J’ai refondu complètement la première partie de l’activité sur l’identité numérique autour de trois thèmes : l’identité côté interactions usager/plateforme, l’identité côté interactions humaines médiées et l’identité dans l’identité numérique. Voici la première partie

Cette première partie concerne le système d’identité, qui reprend une partie du travail fait en seconde cette année. En introduction de ce système d’identité, on va le différencier du système d’identification que connaissent les étudiants dit AAA (accounting, authentification, authorization). Le premier est donc une entrée juridique alors que le second est une entrée technique. Mais les deux visent à collecter et conserver des traces personnelles.
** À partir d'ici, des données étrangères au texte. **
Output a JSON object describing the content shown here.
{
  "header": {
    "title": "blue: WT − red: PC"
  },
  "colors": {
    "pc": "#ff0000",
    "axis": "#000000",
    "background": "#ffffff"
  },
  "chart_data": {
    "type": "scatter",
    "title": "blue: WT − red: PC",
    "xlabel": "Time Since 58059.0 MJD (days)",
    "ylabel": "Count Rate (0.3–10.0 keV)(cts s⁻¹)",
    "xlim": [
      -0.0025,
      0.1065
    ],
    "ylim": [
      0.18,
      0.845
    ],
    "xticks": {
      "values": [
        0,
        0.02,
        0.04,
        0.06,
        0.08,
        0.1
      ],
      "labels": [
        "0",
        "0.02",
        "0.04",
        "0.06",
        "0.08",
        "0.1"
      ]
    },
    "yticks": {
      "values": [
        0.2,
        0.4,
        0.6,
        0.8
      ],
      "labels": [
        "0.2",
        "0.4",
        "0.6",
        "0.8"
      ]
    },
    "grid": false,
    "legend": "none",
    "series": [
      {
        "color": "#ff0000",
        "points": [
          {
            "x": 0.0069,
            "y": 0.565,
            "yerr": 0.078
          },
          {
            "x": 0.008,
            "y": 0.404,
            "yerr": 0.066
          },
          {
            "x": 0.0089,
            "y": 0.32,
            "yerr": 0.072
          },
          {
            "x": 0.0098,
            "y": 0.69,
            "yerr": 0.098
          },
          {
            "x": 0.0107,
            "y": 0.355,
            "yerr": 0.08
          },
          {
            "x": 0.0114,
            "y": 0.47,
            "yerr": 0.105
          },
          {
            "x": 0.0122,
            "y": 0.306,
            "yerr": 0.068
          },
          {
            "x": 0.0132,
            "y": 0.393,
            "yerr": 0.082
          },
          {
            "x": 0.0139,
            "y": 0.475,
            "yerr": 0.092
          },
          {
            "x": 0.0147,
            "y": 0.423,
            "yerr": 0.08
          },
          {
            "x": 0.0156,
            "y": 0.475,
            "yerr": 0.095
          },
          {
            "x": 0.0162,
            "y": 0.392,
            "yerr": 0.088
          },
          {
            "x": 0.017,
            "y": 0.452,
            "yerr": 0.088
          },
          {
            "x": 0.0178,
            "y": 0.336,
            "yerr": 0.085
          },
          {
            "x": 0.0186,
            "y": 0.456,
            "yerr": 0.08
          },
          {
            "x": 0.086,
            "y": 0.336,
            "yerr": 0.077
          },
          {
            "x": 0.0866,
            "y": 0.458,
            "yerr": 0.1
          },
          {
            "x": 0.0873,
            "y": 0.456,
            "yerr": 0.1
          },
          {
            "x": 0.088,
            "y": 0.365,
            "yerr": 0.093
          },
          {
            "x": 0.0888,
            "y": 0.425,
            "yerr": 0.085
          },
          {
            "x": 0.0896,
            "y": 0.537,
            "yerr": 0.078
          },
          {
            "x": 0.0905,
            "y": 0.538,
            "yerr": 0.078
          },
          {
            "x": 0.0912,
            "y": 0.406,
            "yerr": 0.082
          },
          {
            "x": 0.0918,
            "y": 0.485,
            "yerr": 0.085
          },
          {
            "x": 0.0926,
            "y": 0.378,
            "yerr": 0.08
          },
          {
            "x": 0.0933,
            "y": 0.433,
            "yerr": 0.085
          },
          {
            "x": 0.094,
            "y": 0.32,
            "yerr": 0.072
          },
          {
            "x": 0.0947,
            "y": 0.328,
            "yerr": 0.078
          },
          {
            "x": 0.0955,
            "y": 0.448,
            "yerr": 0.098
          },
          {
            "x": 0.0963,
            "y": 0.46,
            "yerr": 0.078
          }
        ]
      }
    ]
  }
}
Ensuite, on leur demande à l’oral trois exemples à traiter à partir de trois documents d’identité : la carte vitale, la carte bancaire, un profil de réseau social. Il s’agit d’identifier pour chacun le registre, le tiers de confiance et de quelle confiance il s’agit dans chaque cas, ls documents d’identité qui peuvent en être extrait, les identifiants possibles, et enfin les droits et les devoirs associés.

Il s’agit ensuite de voir l’inscription des traces d’identification dans le système d’information. On termine par l’exercice de la CNIL, un exercice sur le graph facebook, et une visualisation des cookies grace à un addons firefox, collusion.

Deux histoires concluent cette partie, celle de la perte des données AOL de 2007 et celle de la collaboration avec la police de Blackberry lors des émeutes de Londres à l’été 2011.

On parle ensuite de la géolocalisation, à partir de deux autres histoires, une récente sur les journalistes assassinés en Syrie, peut être à cause de leur portable et une ancienne avec la volonté thaillandaise de 2007 de tracer les malades du SIDA avec une puce rfid implantée sous la peau. Une dernière possible, que je n’ai pas joué, c’est la géolocalisation du déplacement du député vert Mark Spitz. Voir l’article intéressant sur le sujet chez netdeclic.

J’aborde ensuite la question de la certification d’identité avec l’entrée par les comptes multiples et l’obligation d’avoir, à terme, un SSO (single sign on) qui sera soit contrôlé par l’usager avec openid, soit contrôlé par un Etat comme myid.is ou le site des impôts, soit par les grands opérateurs du web comme facebook ou google qui visent à imposer de l’identité certifiée par eux dans chaque action que nous ferons sur le web, et sans notre contrôle.

Je conclus par un changement du contrat initial du web2.0 avec le passage au social. On est passé d’un contrat qui prévoyait à chacun de pourvoir produire du contenu (user generated content) contre une exposition de soi bornée par sa seule communication à un contrat beaucoup plus ambigü, celui de l’efficacité des outils de production et de récréation contre l’efficacité du tracking côté plateforme.